Diary
WALKING BOOTS ARE DE RIGEUR
A score for good sense at the FT/HSBC breakfast event: six men were settled into white armchairs onstage for a panel debate yesterday, but only one man’s sensibly clad feet stood out. Gao Xiqing, president of China’s sovereign wealth fund, shunned the standard suede or polished leather business shoe. Not for him the peril of slipping on Davos’ icy pavements, or the inconvenience of changing shoes every time he entered the Belvedere. Instead, this free spirit and reported climbing fan sported a clunky pair of brown walking boots. It turns out that when you have $200bn in assets under management, you can wear whatever shoes you like.
SHAKIRA IS THE ONE
As for free spirits of another kind, Gao’s fellow panellist Colombian finance minister Juan Carlos Echeverry was determined to add a little philosophy to the mix to spice up his remarks. Asked about what rising prices mean for commodities exporters, he took an unusual angle: “I think of Nietzsche and the trans-valuation of all values,” he said. “What used to be good is bad and what used to be bad – to be poor and resource-rich – is good.” So who is Echeverry’s modern “übermensch”? It turns out, it’s Shakira (pictured right). “If Nietzsche were born today, Shakira would be his über-frau,” he declared. We didn’t quite catch the rationale, but hell, anyone who can put Shakira and Nietsche together in a debate about capital flows deserves brownie points
CLIMATE CHANGE IS COOL
It’s not just about networking, Davos’ most ardent supporters insist. It’s about getting together to solve the world’s problems. A plethora of events sets out to prove the point, with Climate Group holding a lunch this week for “a select group of international leaders from the finance and energy sectors to discuss the collective leadership needed to support progressive policy measures and finance solutions”, sponsored by HSBC and Standard Chartered. A sceptic might wonder how all this caviar-munching, champagne-quaffing and speech-giving helps the environment?

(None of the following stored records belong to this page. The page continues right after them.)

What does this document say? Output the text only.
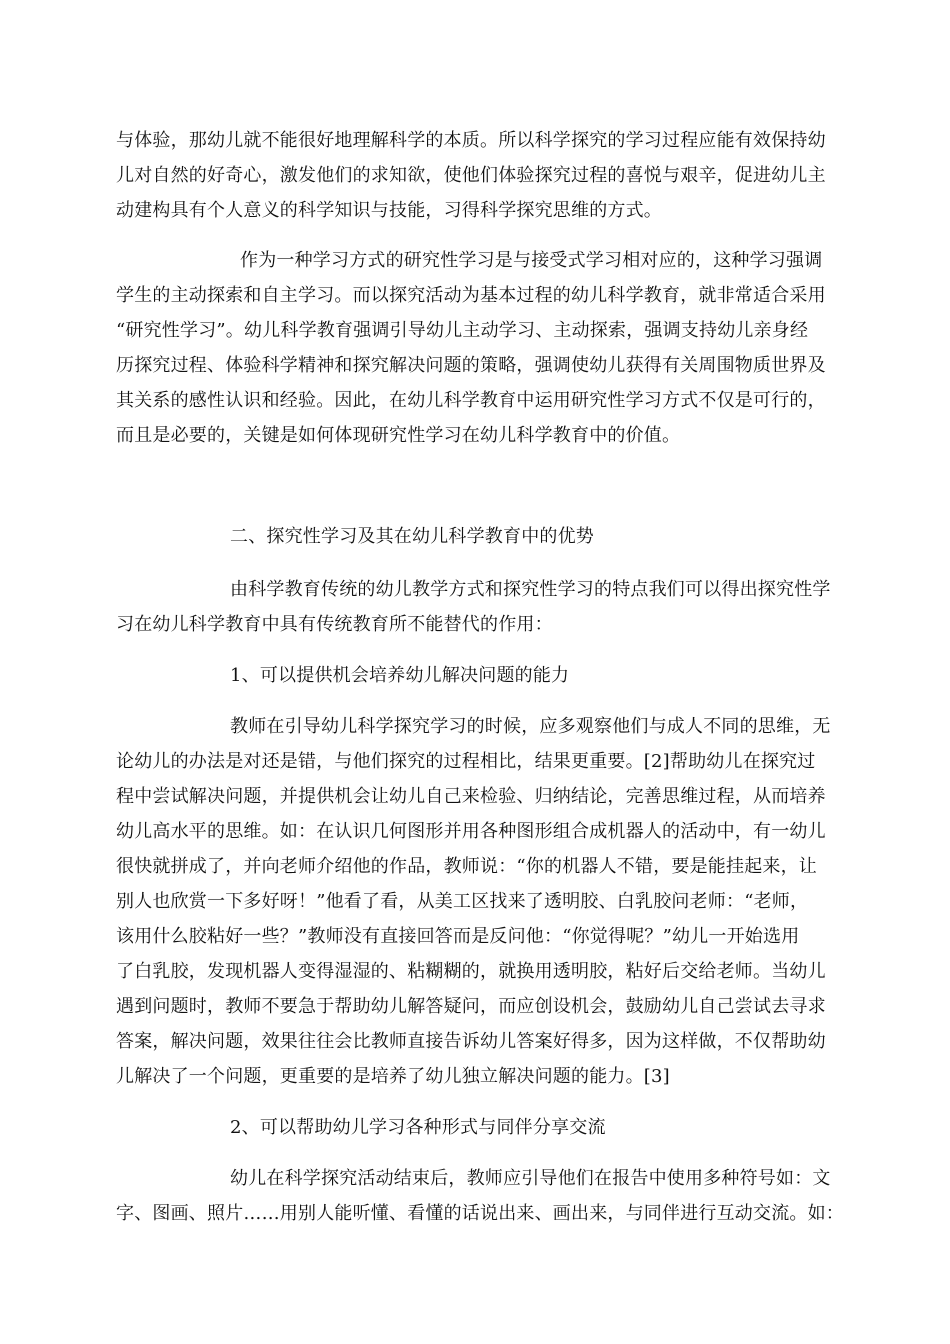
与体验，那幼儿就不能很好地理解科学的本质。所以科学探究的学习过程应能有效保持幼
儿对自然的好奇心，激发他们的求知欲，使他们体验探究过程的喜悦与艰辛，促进幼儿主
动建构具有个人意义的科学知识与技能，习得科学探究思维的方式。
作为一种学习方式的研究性学习是与接受式学习相对应的，这种学习强调
学生的主动探索和自主学习。而以探究活动为基本过程的幼儿科学教育，就非常适合采用
“研究性学习”。幼儿科学教育强调引导幼儿主动学习、主动探索，强调支持幼儿亲身经
历探究过程、体验科学精神和探究解决问题的策略，强调使幼儿获得有关周围物质世界及
其关系的感性认识和经验。因此，在幼儿科学教育中运用研究性学习方式不仅是可行的，
而且是必要的，关键是如何体现研究性学习在幼儿科学教育中的价值。
二、探究性学习及其在幼儿科学教育中的优势
由科学教育传统的幼儿教学方式和探究性学习的特点我们可以得出探究性学
习在幼儿科学教育中具有传统教育所不能替代的作用：
1、可以提供机会培养幼儿解决问题的能力
教师在引导幼儿科学探究学习的时候，应多观察他们与成人不同的思维，无
论幼儿的办法是对还是错，与他们探究的过程相比，结果更重要。[2]帮助幼儿在探究过
程中尝试解决问题，并提供机会让幼儿自己来检验、归纳结论，完善思维过程，从而培养
幼儿高水平的思维。如：在认识几何图形并用各种图形组合成机器人的活动中，有一幼儿
很快就拼成了，并向老师介绍他的作品，教师说：“你的机器人不错，要是能挂起来，让
别人也欣赏一下多好呀！”他看了看，从美工区找来了透明胶、白乳胶问老师：“老师，
该用什么胶粘好一些？”教师没有直接回答而是反问他：“你觉得呢？”幼儿一开始选用
了白乳胶，发现机器人变得湿湿的、粘糊糊的，就换用透明胶，粘好后交给老师。当幼儿
遇到问题时，教师不要急于帮助幼儿解答疑问，而应创设机会，鼓励幼儿自己尝试去寻求
答案，解决问题，效果往往会比教师直接告诉幼儿答案好得多，因为这样做，不仅帮助幼
儿解决了一个问题，更重要的是培养了幼儿独立解决问题的能力。[3]
2、可以帮助幼儿学习各种形式与同伴分享交流
幼儿在科学探究活动结束后，教师应引导他们在报告中使用多种符号如：文
字、图画、照片……用别人能听懂、看懂的话说出来、画出来，与同伴进行互动交流。如：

Of course, it doesn’t do any harm – unless, that is, you count the thousands of flights delegates took to get here, the lines of traffic crowding the town, the gratuitous patio heaters on balconies that no one is occupying and the helicopters and private jets shedding their airy exhaust over the pristine Alps.
One director told me she was actually getting quite tired of being ferried around in shiny Mercedes. Yesterday’s shimmering sunny weather was one for walking – if you could cross the road between the fleets of shiny executive-carriers crawling along the Promenade. It’s all in a day’s climate action.
TIME TO RELAX
Never to miss a chance to make extra cash off its delegates’ thirst for self-promotion, the World Economic Forum has this year invested in an entire stand-alone temporary extension to the Belvedere Hotel. The structure is a behemoth of purchased offices and lounges, with a variety of firms and media outlets setting up shop in the new building. One of the most important requirements, of course, is ample space for “lounging”, without which many of the delegates would be at a loss for large chunks of the day.